Interpretive Summary: The protein, HrpL, is necessary for the bacteria, Pseudomonas syringae, to cause bacterial speck in tomatoes, halo blight in beans, and various bacterial diseases in soybeans, rice, millet and many other agriculturally significant crops. HrpL has been studied extensively, and it is known that HrpL regulates genes involved in the construction of the type III secretion system (T3SS) and the deployment of disease-causing agents directly into plant cells. However, it is not known whether all the genes that HrpL regulates have been identified. To search for novel HrpL-regulated genes, we used advanced DNA and RNA sequencing technology to identify genes that are accompanied by HrpL DNA binding sites. The analysis recovered 20 new potential HrpL DNA binding sites, which regulate genes with many different functions. One gene produces a protein that is injected into plant cells during the infection process. It is not yet known what roles the other new genes play in plant disease. Many of the new genes can be found in other bacteria, including those that do not cause plant disease. With the identification of the 20 new promoters, the list of genes regulated by HrpL is probably approaching saturation. These results will help biologists to better understand how bacteria cause disease in plants and help plant breeders to develop better disease resistant crops.
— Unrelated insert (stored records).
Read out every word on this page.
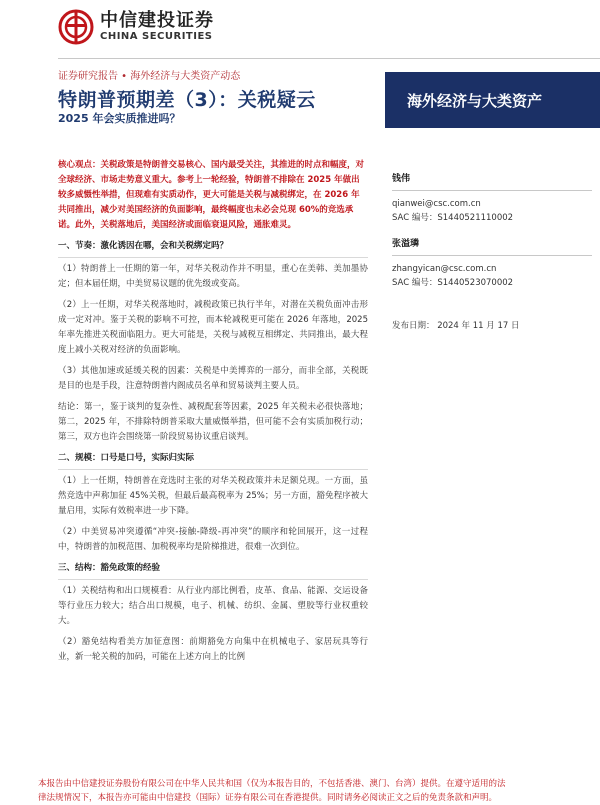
中信建投证券
CHINA SECURITIES
证券研究报告 • 海外经济与大类资产动态
特朗普预期差（3）：关税疑云
2025 年会实质推进吗？
海外经济与大类资产

核心观点：关税政策是特朗普交易核心、国内最受关注，其推进的时点和幅度，对全球经济、市场走势意义重大。参考上一轮经验，特朗普不排除在 2025 年做出较多威慑性举措，但现难有实质动作，更大可能是关税与减税绑定，在 2026 年共同推出，减少对美国经济的负面影响，最终幅度也未必会兑现 60%的竞选承诺。此外，关税落地后，美国经济或面临衰退风险，通胀难灵。

一、节奏：激化诱因在哪，会和关税绑定吗？

（1）特朗普上一任期的第一年，对华关税动作并不明显，重心在美韩、美加墨协定；但本届任期，中美贸易议题的优先级或变高。

（2）上一任期，对华关税落地时，减税政策已执行半年，对潜在关税负面冲击形成一定对冲。鉴于关税的影响不可控，而本轮减税更可能在 2026 年落地，2025 年率先推进关税面临阻力。更大可能是，关税与减税互相绑定、共同推出，最大程度上减小关税对经济的负面影响。

（3）其他加速或延缓关税的因素：关税是中美博弈的一部分，而非全部，关税既是目的也是手段，注意特朗普内阁成员名单和贸易谈判主要人员。

结论：第一，鉴于谈判的复杂性、减税配套等因素，2025 年关税未必很快落地；第二，2025 年，不排除特朗普采取大量威慑举措，但可能不会有实质加税行动；第三，双方也许会围绕第一阶段贸易协议重启谈判。

二、规模：口号是口号，实际归实际

（1）上一任期，特朗普在竞选时主张的对华关税政策并未足额兑现。一方面，虽然竞选中声称加征 45%关税，但最后最高税率为 25%；另一方面，豁免程序被大量启用，实际有效税率进一步下降。

（2）中美贸易冲突遵循“冲突-接触-降级-再冲突”的顺序和轮回展开，这一过程中，特朗普的加税范围、加税税率均是阶梯推进，很难一次到位。

三、结构：豁免政策的经验

（1）关税结构和出口规模看：从行业内部比例看，皮革、食品、能源、交运设备等行业压力较大；结合出口规模，电子、机械、纺织、金属、塑胶等行业权重较大。

（2）豁免结构看美方加征意图：前期豁免方向集中在机械电子、家居玩具等行业，新一轮关税的加码，可能在上述方向上的比例

钱伟
qianwei@csc.com.cn
SAC 编号：S1440521110002
张溢璘
zhangyican@csc.com.cn
SAC 编号：S1440523070002
发布日期： 2024 年 11 月 17 日
本报告由中信建投证券股份有限公司在中华人民共和国（仅为本报告目的，不包括香港、澳门、台湾）提供。在遵守适用的法
律法规情况下，本报告亦可能由中信建投（国际）证券有限公司在香港提供。同时请务必阅读正文之后的免责条款和声明。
Technical Abstract: The type III secretion system (T3SS) is required for virulence in the gram-negative plant pathogen Pseudomonas syringae pv. tomato DC3000. The alternative sigma factor HrpL directly regulates expression of T3SS genes via a consensus promoter sequence, often designated as the “hrp promoter.” Although the HrpL regulon has been extensively investigated in DC3000, it is not known whether additional regulon members remain to be found. To systematically search for HrpL-regulated genes, we used chromatin immunoprecipitation coupled with high-throughput sequencing (ChIP-Seq) and bulk mRNA sequencing (RNA-Seq) to identify HrpL-binding sites and likely hrp promoters. The analysis recovered 73 sites of interest, including 20 sites that represent new hrp promoters. The new promoters lie upstream of a diverse set of genes encoding potential regulators, enzymes and hypothetical proteins. In our data, PSPTO_5633, a conserved protein of unknown function, is the only new HrpL regulon member that is potentially an effector. Deletion of this gene in a D28E background, from which most other effectors have been removed, has a modest effect on in planta growth. Deletions in several other new regulon members, including PSPTO_5633, PSPTO_0371, PSPTO_2130, PSPTO_2691, PSPTO_2696, PSPTO_3331, and PSPTO_5240, in either DC3000 or 'hopQ1-1 backgrounds, do not affect the hypersensitive response or in planta growth of the resulting strains. Many new HrpL regulon members appear to be unrelated to the T3SS, and orthologs for some of these can be identified in numerous non-pathogenic bacteria. With the identification of 20 new hrp promoters, the list of HrpL regulon members is approaching saturation and most likely includes all DC3000 effectors.